Everything changed at my first appointment at the Sheffield hospital I met a fantastic specialist nurse there, which was so wonderful with me. It's amazing that there are still some really excellent professionals in the NHS which helps build up your faith back in the hospitals. Since I have found out that I suffer from Cauda Equina Syndrome, I have come to terms with my condition and life so much better now that I have been given all the in's and out's of my quite tricky condition. I want to make the most of what I have. I have just recently had another spinal root block with a steroid injection. It has been five days now and still very painful. I just hope this works and I have some relief from pain. That would be lovely. I catheterise my bladder and bowels daily and have no problems at all now, but I still have the loss of sensation in my right leg and foot though.
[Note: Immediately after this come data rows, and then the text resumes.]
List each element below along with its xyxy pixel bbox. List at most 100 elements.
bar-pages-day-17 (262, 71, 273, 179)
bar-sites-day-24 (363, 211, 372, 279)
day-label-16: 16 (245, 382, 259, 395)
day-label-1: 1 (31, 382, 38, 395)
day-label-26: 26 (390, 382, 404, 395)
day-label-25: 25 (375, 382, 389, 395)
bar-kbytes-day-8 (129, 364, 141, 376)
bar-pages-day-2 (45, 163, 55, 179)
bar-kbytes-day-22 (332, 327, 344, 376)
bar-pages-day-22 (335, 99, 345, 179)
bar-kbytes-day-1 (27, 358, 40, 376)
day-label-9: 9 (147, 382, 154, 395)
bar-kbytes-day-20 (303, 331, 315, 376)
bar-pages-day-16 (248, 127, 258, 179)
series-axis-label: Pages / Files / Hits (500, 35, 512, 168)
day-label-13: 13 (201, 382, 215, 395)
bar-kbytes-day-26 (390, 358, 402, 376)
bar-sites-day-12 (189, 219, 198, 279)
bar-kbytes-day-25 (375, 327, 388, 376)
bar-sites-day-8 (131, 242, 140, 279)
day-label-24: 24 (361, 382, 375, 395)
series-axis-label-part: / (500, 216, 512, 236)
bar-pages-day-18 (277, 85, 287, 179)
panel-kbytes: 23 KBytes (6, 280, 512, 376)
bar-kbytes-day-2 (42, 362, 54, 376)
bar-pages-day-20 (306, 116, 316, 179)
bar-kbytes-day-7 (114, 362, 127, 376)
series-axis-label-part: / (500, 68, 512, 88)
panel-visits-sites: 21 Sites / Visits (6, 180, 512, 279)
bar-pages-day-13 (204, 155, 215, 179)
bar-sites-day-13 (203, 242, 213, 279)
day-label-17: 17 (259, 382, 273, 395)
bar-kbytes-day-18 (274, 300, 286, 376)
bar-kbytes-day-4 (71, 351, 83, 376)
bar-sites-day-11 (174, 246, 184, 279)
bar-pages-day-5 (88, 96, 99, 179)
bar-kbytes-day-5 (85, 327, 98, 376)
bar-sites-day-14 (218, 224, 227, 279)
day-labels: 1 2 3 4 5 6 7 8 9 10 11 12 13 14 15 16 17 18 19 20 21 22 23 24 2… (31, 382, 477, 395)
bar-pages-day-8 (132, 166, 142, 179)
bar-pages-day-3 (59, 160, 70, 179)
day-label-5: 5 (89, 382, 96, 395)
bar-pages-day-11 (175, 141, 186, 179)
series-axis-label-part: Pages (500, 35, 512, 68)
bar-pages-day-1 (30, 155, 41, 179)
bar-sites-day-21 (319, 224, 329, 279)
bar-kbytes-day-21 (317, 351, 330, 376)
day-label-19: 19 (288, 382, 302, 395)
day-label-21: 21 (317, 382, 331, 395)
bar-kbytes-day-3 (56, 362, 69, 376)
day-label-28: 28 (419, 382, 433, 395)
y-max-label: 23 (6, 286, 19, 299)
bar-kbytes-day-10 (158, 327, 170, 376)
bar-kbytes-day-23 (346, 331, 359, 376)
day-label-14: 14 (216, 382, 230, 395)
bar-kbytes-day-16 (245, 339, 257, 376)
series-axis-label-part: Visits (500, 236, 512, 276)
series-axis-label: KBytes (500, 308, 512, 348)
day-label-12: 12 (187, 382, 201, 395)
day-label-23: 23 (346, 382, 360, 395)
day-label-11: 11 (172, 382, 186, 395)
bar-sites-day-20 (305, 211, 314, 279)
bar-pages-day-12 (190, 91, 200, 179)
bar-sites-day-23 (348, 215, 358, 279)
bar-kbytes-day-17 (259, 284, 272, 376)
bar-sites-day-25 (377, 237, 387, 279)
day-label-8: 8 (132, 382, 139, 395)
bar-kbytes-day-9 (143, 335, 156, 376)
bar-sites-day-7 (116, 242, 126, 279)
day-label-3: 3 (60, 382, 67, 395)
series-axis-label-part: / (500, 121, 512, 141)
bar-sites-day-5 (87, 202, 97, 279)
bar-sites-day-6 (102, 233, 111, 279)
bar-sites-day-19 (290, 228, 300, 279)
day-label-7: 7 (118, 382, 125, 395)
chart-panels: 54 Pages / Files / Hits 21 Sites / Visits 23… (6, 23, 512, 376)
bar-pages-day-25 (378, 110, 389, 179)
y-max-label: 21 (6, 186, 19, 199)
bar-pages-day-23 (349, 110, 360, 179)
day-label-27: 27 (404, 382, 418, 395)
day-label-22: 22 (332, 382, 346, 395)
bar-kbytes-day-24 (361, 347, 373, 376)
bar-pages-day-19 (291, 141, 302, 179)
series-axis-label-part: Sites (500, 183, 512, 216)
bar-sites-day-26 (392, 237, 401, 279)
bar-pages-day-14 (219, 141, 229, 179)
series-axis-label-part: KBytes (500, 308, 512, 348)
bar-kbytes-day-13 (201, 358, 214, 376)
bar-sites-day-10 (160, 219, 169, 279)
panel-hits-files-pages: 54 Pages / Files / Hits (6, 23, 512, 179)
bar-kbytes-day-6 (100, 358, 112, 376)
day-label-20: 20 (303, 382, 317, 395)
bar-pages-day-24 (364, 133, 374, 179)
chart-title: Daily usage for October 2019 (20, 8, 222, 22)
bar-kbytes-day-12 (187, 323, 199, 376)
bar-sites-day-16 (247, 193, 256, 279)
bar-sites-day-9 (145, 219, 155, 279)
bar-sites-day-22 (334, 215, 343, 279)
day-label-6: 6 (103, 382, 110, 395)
It has been great to meet the specialist nurse that cares and listens, my life has been so much better now, I can go out now without worrying. I can't thank Sheffield hospitals caring staff enough, and I have sent the Sheffield Northern General a letter expressing my thanks for their professional caring staff.
When I first got diagnosed with CES, I did the usual checking up on the internet and trying to read as much information about what 'CES' meant. Which I and so many other people apart from CES suffers, had not even heard of this condition before. I found along my journey that not many professional people knew of this condition either, and also there was not that much information out there and to be true. Since coming to terms with being a CES suffer, I am now explaining to people what it is and how it has an impact on your life. I have really wanted to help as many people as much as I can, to make their journey an easier ride. The charity is called; Cauda Equina Syndrome UK Charity. Post edited to remove URL. Solicitation is never permitted at Spine-Health
Well that's a very shorten version of my life with back problems and CES. I'll look forward to chat to you later.